Podobnie podchodzi do tego Mueller. "Sami widzimy, że jesteśmy w bardzo dobrej dyspozycji. Bardzo dobrze czujemy się na murawie, ale w każdym meczu mogą wydarzyć się różne sytuacje, a tym razem będziemy mieli tylko jedną szansę. Rewanżu nie ma, więc każdy błąd będzie drogo kosztować. Jeden gorszy dzień i żadne rekordy nie będą mieć znaczenia" - podkreślił.
Drużyna Bayernu zatrzyma się w luksusowym hotelu 300 km od Lizbony. Będą mieli do dyspozycji własne boisko, a z okien widok na Atlantyk.
"To idealne miejsce, by dobrze nastawić się na dalszą rywalizację" - ocenił Mueller.
W Niemczech dziennikarze zastanawiają się, czy Lewandowski jest w stanie poprawić rekord Cristiano Ronaldo. Portugalczyk w jednym sezonie Ligi Mistrzów zdobył 17 bramek. "Lewy" ma ich na koncie teraz 13, ale i trudniejsze zadanie, bo UEFA zrezygnowała z tradycyjnego formatu mecz - rewanż. Jedno spotkanie będzie decydować o awansie. To oznacza, że polski napastnik będzie mieć mniej okazji do strzelenia kolejnych goli.

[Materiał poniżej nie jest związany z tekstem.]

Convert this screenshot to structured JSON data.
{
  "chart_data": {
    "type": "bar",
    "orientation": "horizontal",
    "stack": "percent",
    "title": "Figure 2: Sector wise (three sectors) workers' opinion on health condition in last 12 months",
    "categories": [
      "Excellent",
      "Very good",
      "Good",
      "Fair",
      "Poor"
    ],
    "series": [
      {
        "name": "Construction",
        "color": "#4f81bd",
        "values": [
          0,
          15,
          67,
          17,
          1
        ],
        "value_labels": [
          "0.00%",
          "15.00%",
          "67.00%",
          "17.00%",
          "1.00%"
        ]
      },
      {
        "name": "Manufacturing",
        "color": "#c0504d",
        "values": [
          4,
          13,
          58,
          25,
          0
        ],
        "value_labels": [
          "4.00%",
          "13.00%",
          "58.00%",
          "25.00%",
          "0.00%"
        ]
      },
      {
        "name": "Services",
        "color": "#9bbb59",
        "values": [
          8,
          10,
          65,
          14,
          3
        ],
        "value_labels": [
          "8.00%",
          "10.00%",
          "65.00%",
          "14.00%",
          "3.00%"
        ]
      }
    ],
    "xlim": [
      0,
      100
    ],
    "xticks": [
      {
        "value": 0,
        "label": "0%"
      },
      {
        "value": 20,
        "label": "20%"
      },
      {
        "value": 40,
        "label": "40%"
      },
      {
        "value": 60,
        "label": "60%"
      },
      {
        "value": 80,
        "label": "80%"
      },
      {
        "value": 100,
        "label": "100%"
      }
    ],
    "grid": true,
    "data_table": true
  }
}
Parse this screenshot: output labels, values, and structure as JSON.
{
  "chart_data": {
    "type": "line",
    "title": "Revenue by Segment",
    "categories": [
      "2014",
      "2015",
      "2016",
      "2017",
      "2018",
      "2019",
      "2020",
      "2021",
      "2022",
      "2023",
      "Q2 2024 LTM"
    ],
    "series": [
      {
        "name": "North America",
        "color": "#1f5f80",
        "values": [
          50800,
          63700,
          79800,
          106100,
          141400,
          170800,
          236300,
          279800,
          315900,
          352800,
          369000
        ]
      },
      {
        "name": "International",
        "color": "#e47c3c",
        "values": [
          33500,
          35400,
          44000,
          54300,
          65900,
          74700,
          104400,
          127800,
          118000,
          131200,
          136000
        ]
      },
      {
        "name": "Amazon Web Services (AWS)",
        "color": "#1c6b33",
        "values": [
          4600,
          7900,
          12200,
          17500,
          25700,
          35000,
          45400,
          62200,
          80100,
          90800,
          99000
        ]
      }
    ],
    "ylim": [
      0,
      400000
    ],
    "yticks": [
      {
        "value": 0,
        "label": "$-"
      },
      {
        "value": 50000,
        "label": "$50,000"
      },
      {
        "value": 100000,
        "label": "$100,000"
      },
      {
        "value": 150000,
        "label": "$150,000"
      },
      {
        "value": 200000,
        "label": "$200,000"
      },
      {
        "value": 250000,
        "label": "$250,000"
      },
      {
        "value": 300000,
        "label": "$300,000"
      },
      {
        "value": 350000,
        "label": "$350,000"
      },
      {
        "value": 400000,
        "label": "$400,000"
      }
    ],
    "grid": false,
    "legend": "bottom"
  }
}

"Lewy zbiera teraz pochwały z każdej strony. To nas cieszy. Ale najważniejsze dla drużyny jest to, czego nie można przeczytać w gazetach. Robert pracuje dla całej drużyny, widzi swoich kolegów na murawie i to ma dla nas największe znaczenie" - podkreślił Mueller.
Jeśli Bayern pokona Barcelonę, to w półfinale czeka go pojedynek z Manchesterem City lub Olympique Lyon.
Bawarczycy po raz ostatni triumfowali w Lidze Mistrzów siedem lat temu.